We’ve previously reported on the FAA approving and several airlines switching to iPads to replace multipound stacks of paper in the cockpit. Now that is spreading to the government. The US Air Force is purchasing 18,000 iPads to use in C-5 Galaxy and C-17 Globemaster cargo planes.

By reducing the weight that its planes carry, the move could save the Air Force as much as $1.2 million in fuel costs per year. (I wonder how much is saved in fuel costs by airline passengers bringing Kindles instead of a bunch of print books?)

"Moving from a paper-based to an electronically based flight publication system will not only enhance operational effectiveness, it can also save the Department of Defense time and money," said Maj. Gen. Rick Martin, the director of operations for the Air Mobility Command. "Electronic flight bags are becoming an industry standard due to their operational, environmental and cost savings benefits."

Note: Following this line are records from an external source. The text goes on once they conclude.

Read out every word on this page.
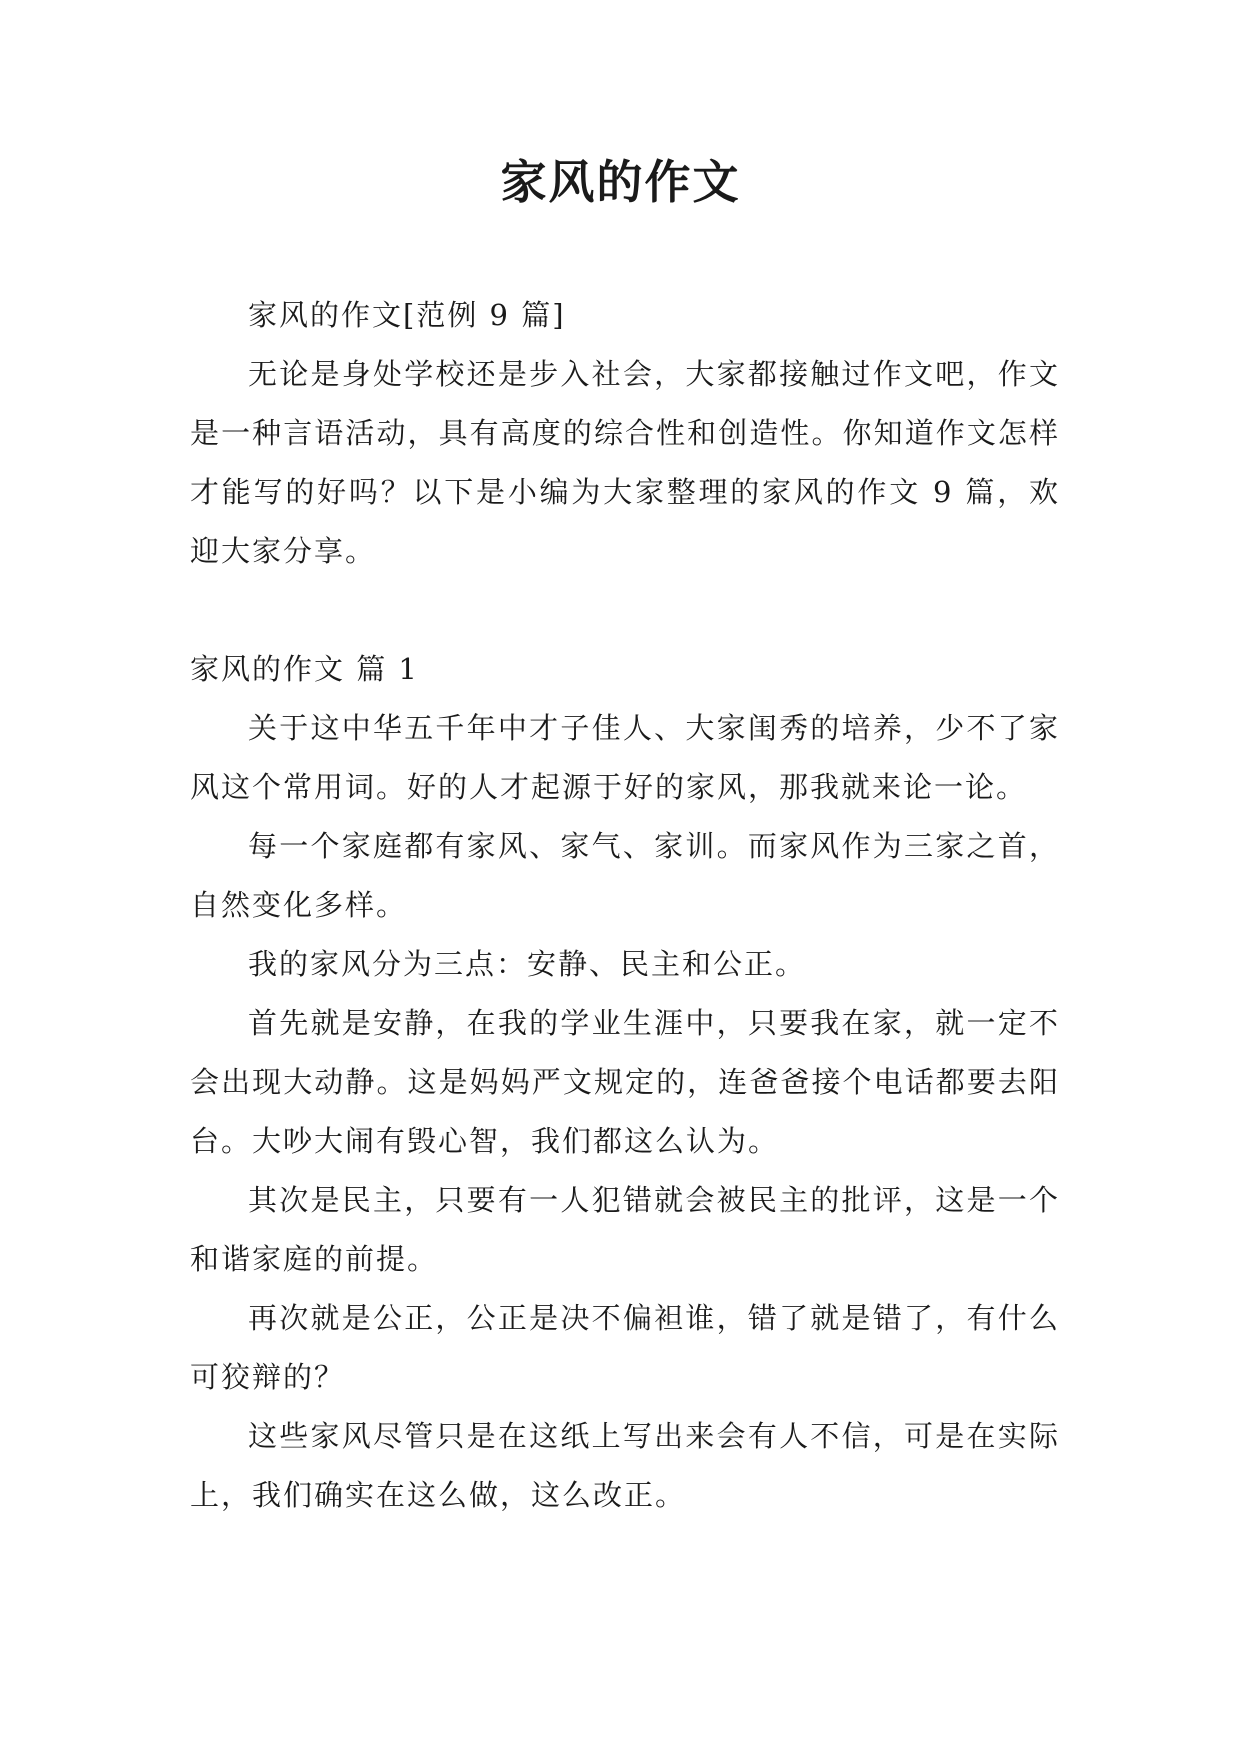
家风的作文

家风的作文[范例 9 篇]

无论是身处学校还是步入社会，大家都接触过作文吧，作文是一种言语活动，具有高度的综合性和创造性。你知道作文怎样才能写的好吗？以下是小编为大家整理的家风的作文 9 篇，欢迎大家分享。

家风的作文 篇 1

关于这中华五千年中才子佳人、大家闺秀的培养，少不了家风这个常用词。好的人才起源于好的家风，那我就来论一论。

每一个家庭都有家风、家气、家训。而家风作为三家之首，自然变化多样。

我的家风分为三点：安静、民主和公正。

首先就是安静，在我的学业生涯中，只要我在家，就一定不会出现大动静。这是妈妈严文规定的，连爸爸接个电话都要去阳台。大吵大闹有毁心智，我们都这么认为。

其次是民主，只要有一人犯错就会被民主的批评，这是一个和谐家庭的前提。

再次就是公正，公正是决不偏袒谁，错了就是错了，有什么可狡辩的？

这些家风尽管只是在这纸上写出来会有人不信，可是在实际上，我们确实在这么做，这么改正。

This is in keeping with a directive President Obama issued in November directing all branches of government to reduce their reliance on costly paper.

(Found via Slashdot.)


  1. You have to turn off all of your stuff during takeoff and landing so that you will put it away. If the plane has to be evacuated, they would rather not have people tripping on Kindles and getting tangled up in earphone wires as they try to get out of the plane.

    That passengers take ebooks instead of paper books saves zero dollars for the airlines. The extra space in passenger suitcases is filled up with other, lower prioority stuff that would otherwise have been left at home.

  2. Did someone fail basic math here? 18000 ipads at $500 a pop = $9 million. In other words, it’ll take about 7.5 years for them to actually result any savings, at which point most of them will either be dead or replaced by something else. Even given a hefty discount from Apple, I doubt it makes economic sense given just fuel costs.